JORNALISTA RUSSO LANÇA LEILÃO DE PRÊMIO NOBEL PARA BENEFICIAR CRIANÇAS UCRANIANAS

Russo leiloa Prêmio Nobel com recorde de R$ 537 milhões para ajudar crianças ucranianas

Medalha com capa de ouro de 150 gramas vendida em Nova York será recebida por comprador anônimo

INTERNACIONAL 

ATUALIZADO EM 21/06/2022 – 10H54

Medalha do Prêmio Nobel e o jornalista russo Dmitri Muratov

DAVID ‘DEE’ DELGADO/REUTERS – MICHAEL M. SANTIAGO/AFP – 20.06.2022

O leilão da medalha do Prêmio Nobel lançado pelo jornalista russo Dmitri Muratov para beneficiar crianças ucranianas atingiu US$ 103,5 milhões (R$ 537 milhões), quebrando todos os recordes desse tipo de leilão.

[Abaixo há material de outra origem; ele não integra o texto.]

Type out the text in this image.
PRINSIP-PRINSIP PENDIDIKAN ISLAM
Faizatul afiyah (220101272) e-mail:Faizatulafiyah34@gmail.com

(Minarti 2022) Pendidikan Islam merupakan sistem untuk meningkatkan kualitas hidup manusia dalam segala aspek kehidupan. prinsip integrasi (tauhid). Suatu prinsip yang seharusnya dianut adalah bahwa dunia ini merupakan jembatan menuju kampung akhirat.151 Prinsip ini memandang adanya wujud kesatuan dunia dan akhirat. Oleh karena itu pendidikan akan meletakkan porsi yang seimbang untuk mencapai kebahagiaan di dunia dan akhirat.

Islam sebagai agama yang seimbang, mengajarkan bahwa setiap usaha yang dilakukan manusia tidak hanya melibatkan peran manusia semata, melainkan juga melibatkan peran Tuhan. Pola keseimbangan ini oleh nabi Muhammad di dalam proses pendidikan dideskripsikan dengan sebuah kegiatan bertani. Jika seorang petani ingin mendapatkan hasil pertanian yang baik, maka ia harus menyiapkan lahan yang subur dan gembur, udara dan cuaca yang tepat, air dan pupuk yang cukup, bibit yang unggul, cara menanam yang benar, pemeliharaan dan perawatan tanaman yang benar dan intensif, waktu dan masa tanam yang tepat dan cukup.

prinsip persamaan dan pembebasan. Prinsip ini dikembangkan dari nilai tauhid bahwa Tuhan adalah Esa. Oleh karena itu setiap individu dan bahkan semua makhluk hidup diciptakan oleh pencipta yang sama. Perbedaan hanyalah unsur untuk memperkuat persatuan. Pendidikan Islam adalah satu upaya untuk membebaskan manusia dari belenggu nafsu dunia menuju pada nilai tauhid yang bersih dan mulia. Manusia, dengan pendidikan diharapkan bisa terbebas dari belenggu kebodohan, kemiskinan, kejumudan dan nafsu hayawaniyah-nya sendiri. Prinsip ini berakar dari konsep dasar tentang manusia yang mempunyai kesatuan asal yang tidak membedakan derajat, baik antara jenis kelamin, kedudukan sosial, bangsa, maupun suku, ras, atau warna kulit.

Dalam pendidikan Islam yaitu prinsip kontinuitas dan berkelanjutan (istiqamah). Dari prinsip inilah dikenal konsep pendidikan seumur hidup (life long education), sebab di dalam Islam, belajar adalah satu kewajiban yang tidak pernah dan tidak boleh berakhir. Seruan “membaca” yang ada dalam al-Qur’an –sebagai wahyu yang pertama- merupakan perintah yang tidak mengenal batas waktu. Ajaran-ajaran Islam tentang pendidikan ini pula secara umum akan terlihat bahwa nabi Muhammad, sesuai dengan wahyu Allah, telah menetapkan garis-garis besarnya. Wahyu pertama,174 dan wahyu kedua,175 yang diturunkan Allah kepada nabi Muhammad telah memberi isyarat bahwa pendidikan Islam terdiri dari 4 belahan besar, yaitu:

Em venda organizada nesta segunda-feira (20) em Nova York, o editor-chefe do jornal investigativo independente Novaya Gazeta deu a um comprador anônimo a medalha de 196 gramas, que tem uma capa de ouro de 150 gramas, que obteve em conjunto com a jornalista filipina Maria Ressa “pelos seus esforços para salvaguardar a liberdade de expressão”.

O dinheiro arrecadado será destinado a um programa do Unicef para crianças ucranianas deslocadas pelo conflito e supera em muito os US$ 4,76 milhões que outra medalha Nobel alcançou em 2014.

“Muratov consultou o comitê do Nobel e recebeu permissão para apoiar sua decisão para que os lucros ajudem crianças e refugiados na Ucrânia”, disse Olav Njølstad, secretário do comitê que concede o prêmio.

“É um objetivo louvável. Só podemos felicitá-lo pelo resultado e torcer para que a ajuda chegue a quem mais precisa”, afirmou em email à AFP.

Em seus 120 anos de história, o Prêmio Nobel foi concedido a 975 indivíduos e organizações, recompensando carreiras em áreas como a promoção da paz, literatura, medicina, física, química e, desde 1968, economia.

Com o tempo, vários prêmios acabaram sendo leiloados pelos herdeiros, permitindo que uma dessas medalhas fosse conquistada sem ter sido distinguida com o reconhecimento por “um serviço à humanidade”.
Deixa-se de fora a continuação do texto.